Mozilla announced that it has increased rewards for vulnerabilities submitted to its bug bounty program, and that for the first time it will pay for some bugs whose severity is rated moderate.

After admittedly letting its bug bounty rewards get a little stagnant, Mozilla on Tuesday announced it was ready to sweeten the pot for researchers contributing vulnerabilities to the program.

Raymond Forbes, an engineer at Mozilla, announced on the company’s website that payoffs were “dramatically” going up, and that variable payouts would be made based on severity, ease of exploit and quality of the report.

Forbes said Mozilla last adjusted its payouts—to $3,000—five years ago.

“We have dramatically increased the amount of money that a vulnerability is worth,” Forbes said. “On top of that, we took a look at how we decided how much we should pay out.”

Mozilla’s Bug Bounty Committee, Forbes said, readjusted how it decides what submissions are worth, and for the first time, decided it will pay out for some bugs that are rated moderate in severity; previous awards for bugs rated critical and high topped out at $3,000.

“The amount that is paid out will be determined by the committee, but the general range is $500 to $2,000,” Forbes said. “This doesn’t mean that all Moderate vulnerabilities will be awarded a bounty but some will.”

Mozilla said the minimum payout for a vulnerability rated high or critical will be $3,000, and the bug must be accompanied by a fuzzer report or crash dump. A high quality bug report of a vulnerability rated critical or high will pay out as much as $5,000; the report must include minimized test cases and clear stack traces, Mozilla said.

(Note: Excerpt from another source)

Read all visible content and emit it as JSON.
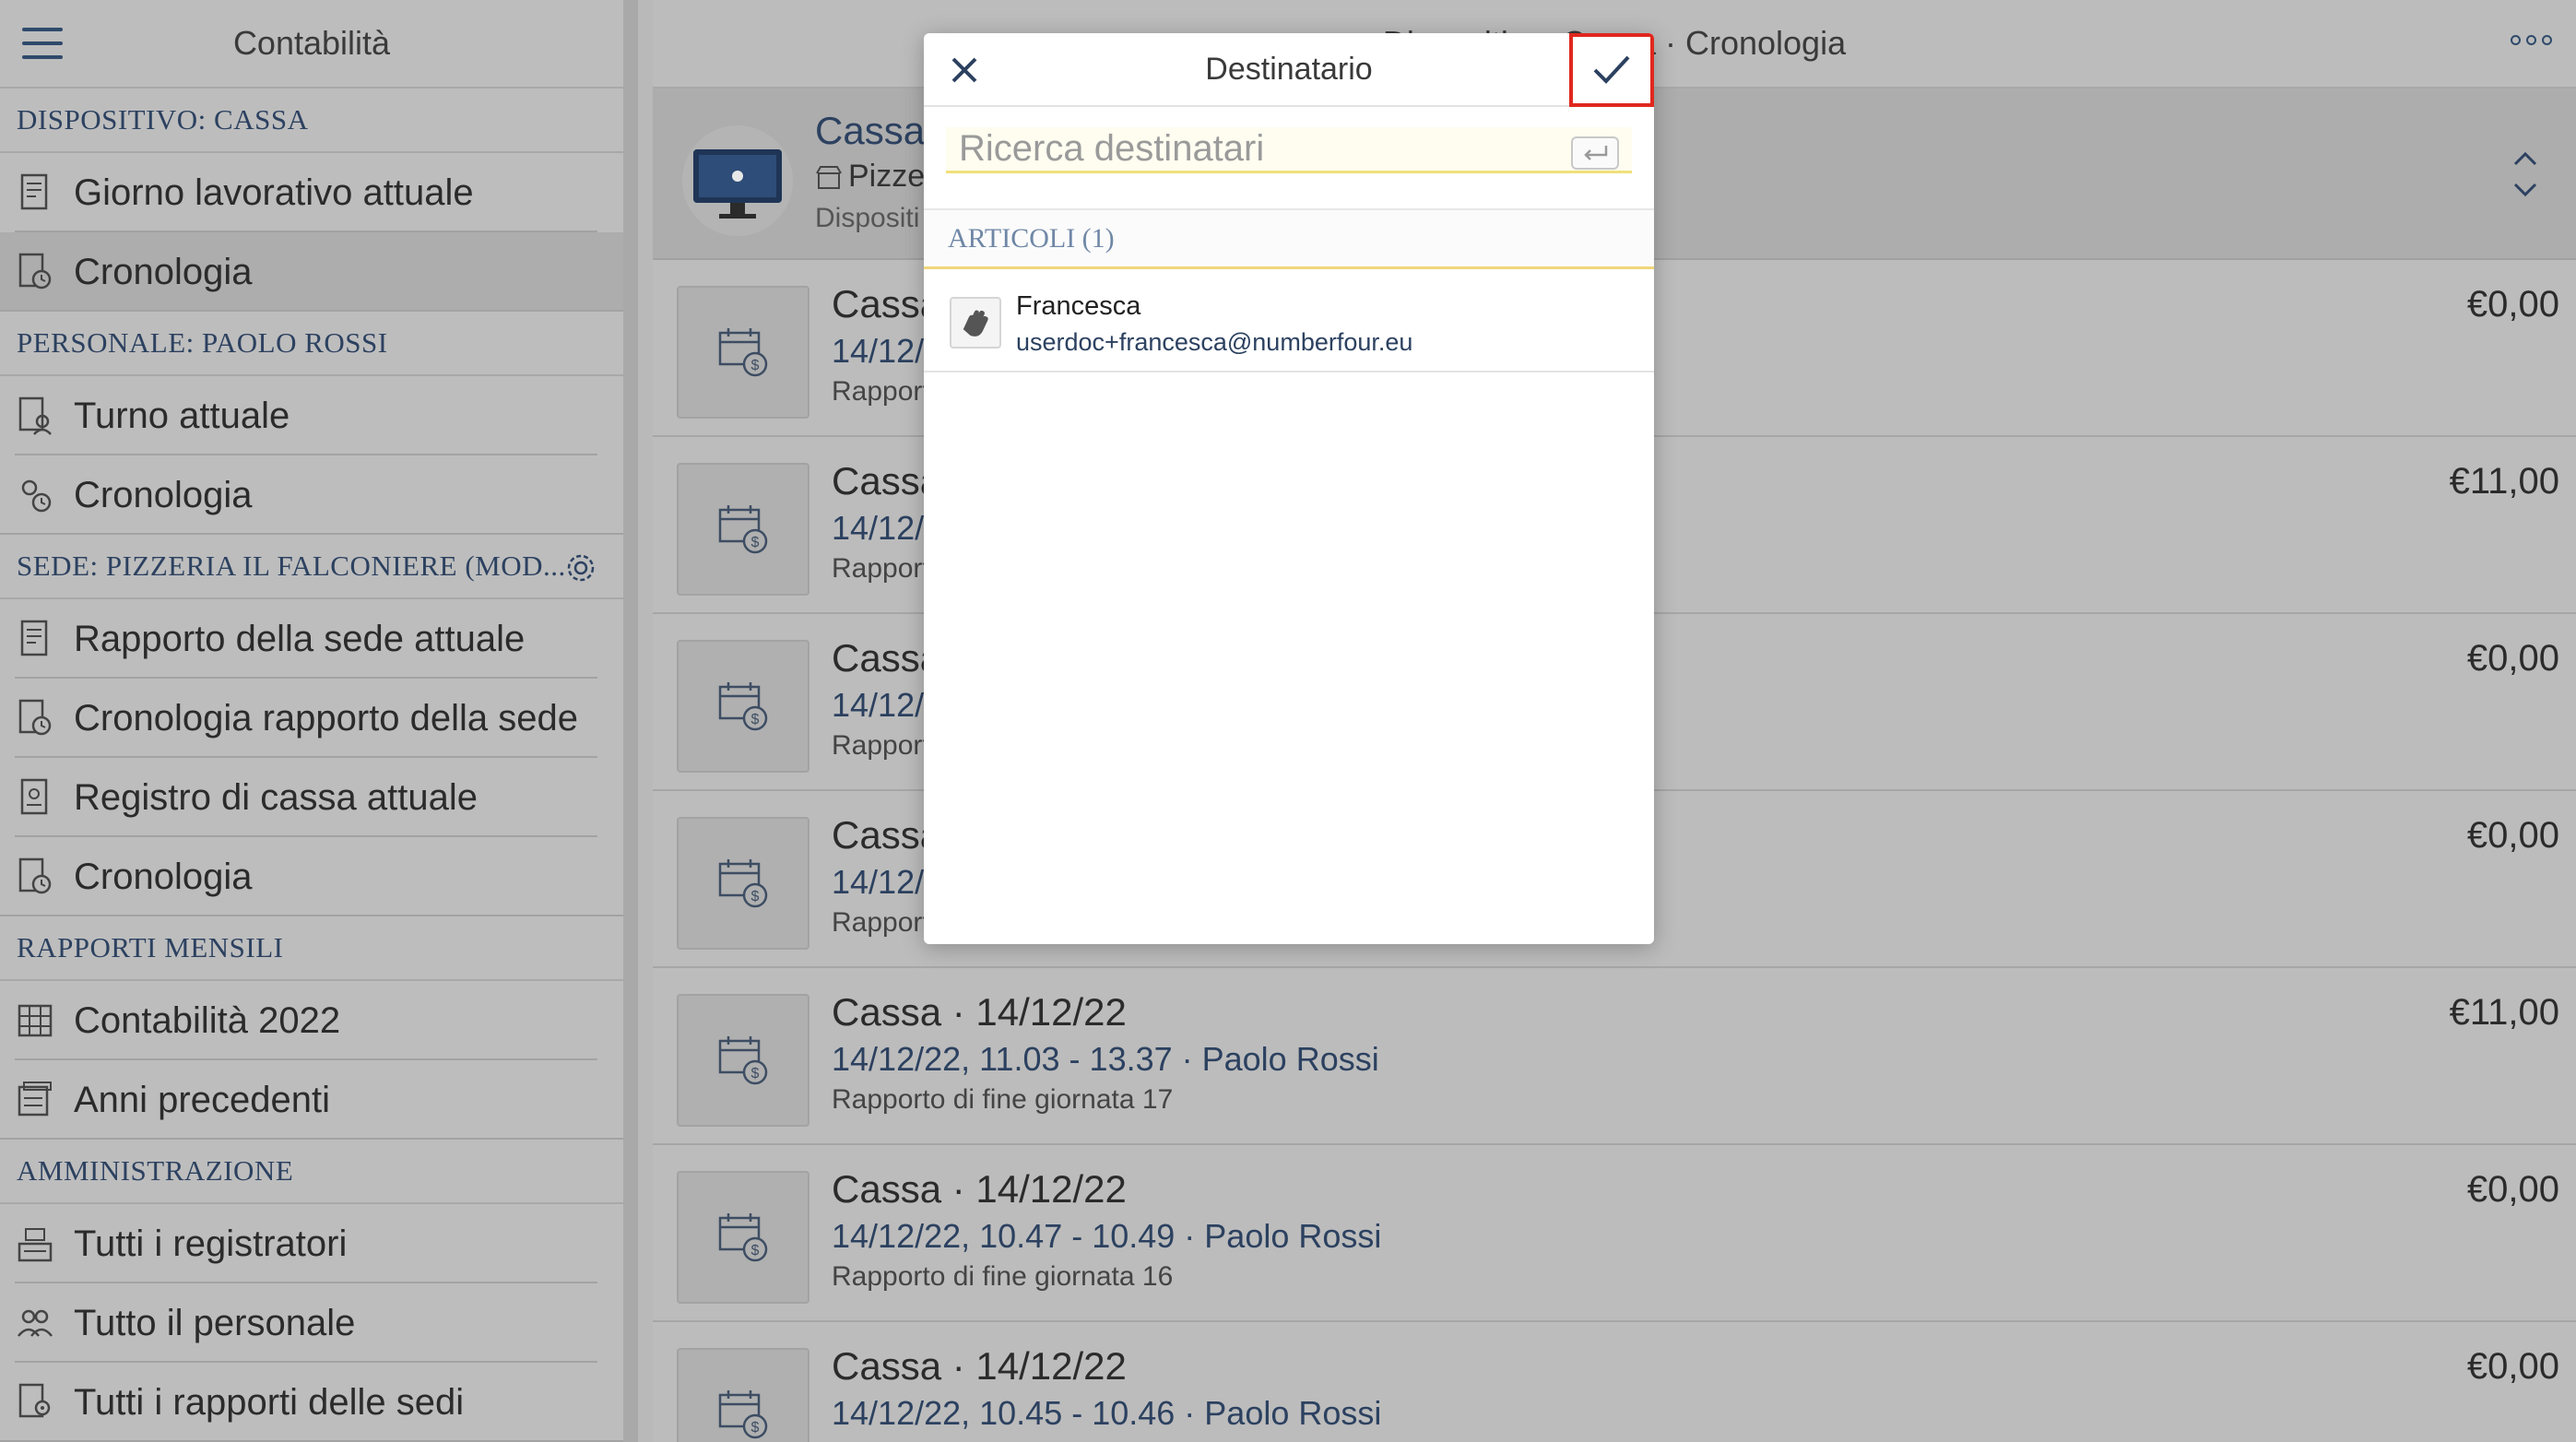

For the most severe bugs, Mozilla said it will reward researchers with at least $7,500 for a high quality bug with an exploitable critical vulnerability, such as a remote code execution bug; such a report must include exploit details.

For new vulnerabilities and exploits, a new form of exploitation, or an “exceptional” vulnerability, Mozilla said it will pay out $10,000 or more.

The higher rewards are restricted to demonstrations of new classes of attacks, for example, or security feature bypasses, Mozilla said.

“Research might also uncover extremely severe, complex, or interesting problem areas that were previously unreported or unknown issues,” Mozilla says in its guidelines. Some examples include use-after-free bugs that result in an ASLR bypass, or sandbox escapes.

Mozilla also announced that it will recognize its tops bug contributors through the establishment of the Firefox Security Bug Bounty Hall of Fame. The page lists top contributors dating back to 2010.

Mozilla is only one of numerous large technology companies and enterprises that have deployed bug bounty programs, either independently or through a platform provider such as Bugcrowd or HackerOne. Researchers have numerous options when it comes to reporting bugs, either to vendors, bounty providers, or disclosure programs such as the HP Zero Day Initiative. These programs either buy the bugs and report them to the affected vendor once customers have been afforded a fix; all of them coordinate disclosure between the researcher and the vendor in question.

While bounties aren’t necessarily a recent phenomenon, they do make economic sense, for vendors in particular. Two years ago, a study by the University of California at Berkeley examined Google and Mozilla’s bounty programs specifically and determined that despite paying out several million dollars between them, that total is far less than it would have cost to hire and train employees to discover the same number of vulnerabilities.